As primeiras descobertas sobre a telomerase não foram obtidas sem nenhuma aplicação prática em mente, mas graças à pura curiosidade. Os cientistas sabiam que as pontas dos cromossomos tinham alguma proteção, mas quando as analisavam com microscópio só viam um borrão.

Blackburn mostrou que sequências simples e repetidas de DNA formam as pontas de cada cromossomo. Ela e Szostak perceberam que as repetições no DNA ajudam a estabilizar os cromossomos e evitar que sofram danos. A dupla formulou a hipótese de que havia uma enzima responsável por adicionar as sequências repetidas às pontas dos cromossomos.
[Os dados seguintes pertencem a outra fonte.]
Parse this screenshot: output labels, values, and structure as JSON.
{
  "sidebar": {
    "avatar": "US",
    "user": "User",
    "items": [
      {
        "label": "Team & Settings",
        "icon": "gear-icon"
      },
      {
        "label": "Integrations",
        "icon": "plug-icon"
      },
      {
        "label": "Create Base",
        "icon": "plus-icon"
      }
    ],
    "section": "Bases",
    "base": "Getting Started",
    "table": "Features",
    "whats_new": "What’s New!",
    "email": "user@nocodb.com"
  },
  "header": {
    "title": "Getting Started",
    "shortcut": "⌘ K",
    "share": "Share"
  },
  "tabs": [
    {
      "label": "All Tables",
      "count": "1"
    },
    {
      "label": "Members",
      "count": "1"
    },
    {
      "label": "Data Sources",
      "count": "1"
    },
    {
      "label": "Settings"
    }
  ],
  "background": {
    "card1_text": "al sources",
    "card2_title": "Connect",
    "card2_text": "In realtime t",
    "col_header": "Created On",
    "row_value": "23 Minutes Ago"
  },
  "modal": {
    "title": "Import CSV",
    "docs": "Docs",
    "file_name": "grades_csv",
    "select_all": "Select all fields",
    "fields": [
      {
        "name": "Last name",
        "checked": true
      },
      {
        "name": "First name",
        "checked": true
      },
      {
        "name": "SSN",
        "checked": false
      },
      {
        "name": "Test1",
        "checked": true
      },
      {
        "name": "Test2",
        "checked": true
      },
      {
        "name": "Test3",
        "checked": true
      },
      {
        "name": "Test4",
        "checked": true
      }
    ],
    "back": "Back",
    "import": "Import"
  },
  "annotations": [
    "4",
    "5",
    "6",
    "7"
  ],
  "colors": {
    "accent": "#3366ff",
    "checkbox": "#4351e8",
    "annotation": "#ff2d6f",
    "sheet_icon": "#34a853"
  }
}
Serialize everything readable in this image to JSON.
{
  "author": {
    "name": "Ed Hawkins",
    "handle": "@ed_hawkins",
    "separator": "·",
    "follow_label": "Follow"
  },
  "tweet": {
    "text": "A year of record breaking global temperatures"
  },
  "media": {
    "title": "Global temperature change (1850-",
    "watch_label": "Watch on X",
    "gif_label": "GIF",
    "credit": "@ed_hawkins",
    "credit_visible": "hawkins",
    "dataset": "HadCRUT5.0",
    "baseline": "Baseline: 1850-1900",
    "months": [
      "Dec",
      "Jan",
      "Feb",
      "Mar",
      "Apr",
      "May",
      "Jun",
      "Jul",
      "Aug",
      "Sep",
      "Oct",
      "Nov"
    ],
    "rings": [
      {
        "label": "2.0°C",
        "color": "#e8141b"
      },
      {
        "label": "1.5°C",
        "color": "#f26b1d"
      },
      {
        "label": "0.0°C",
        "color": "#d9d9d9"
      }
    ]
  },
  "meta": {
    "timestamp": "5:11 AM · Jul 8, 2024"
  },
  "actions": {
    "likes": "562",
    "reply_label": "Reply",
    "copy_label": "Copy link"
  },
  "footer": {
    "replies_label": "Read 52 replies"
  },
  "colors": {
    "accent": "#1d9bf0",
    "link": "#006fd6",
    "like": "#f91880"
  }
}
Em 1985, quando era professora da Universidade da Califórnia, em Berkeley, Blackburn publicou com Greider, que estava na pós-graduação, um artigo anunciado a descoberta da enzima telomerase. Alguns de seus experimentos mais importantes foram realizados com um protozoário ciliado chamado tetrahymena, que vive em lagoas. Unicelular, foi considerada a melhor cobaia possível porque tem uns 40.000 cromossomos, bem mais que os 23 pares existentes na célula humana. Os pesquisadores obtiveram depois as mesmas conclusões com células humanas.

"Foi resultado de uma pesquisa básica, impulsionada pela curiosidade", disse Greider ao "Wall Street Journal". Numa era em que a pesquisa é cada vez mais focada em um resultado específico no curto prazo, "considero (este prêmio) uma vitória para a ciência básica".

Blackburn nasceu na Austrália e mora nos EUA desde 1975. Ela se naturalizou americana em 2003 e mantém a cidadania australiana. Szostak nasceu em Londres, foi criado no Canadá e hoje também é cidadão americano. Greider nasceu em San Diego, Califórnia.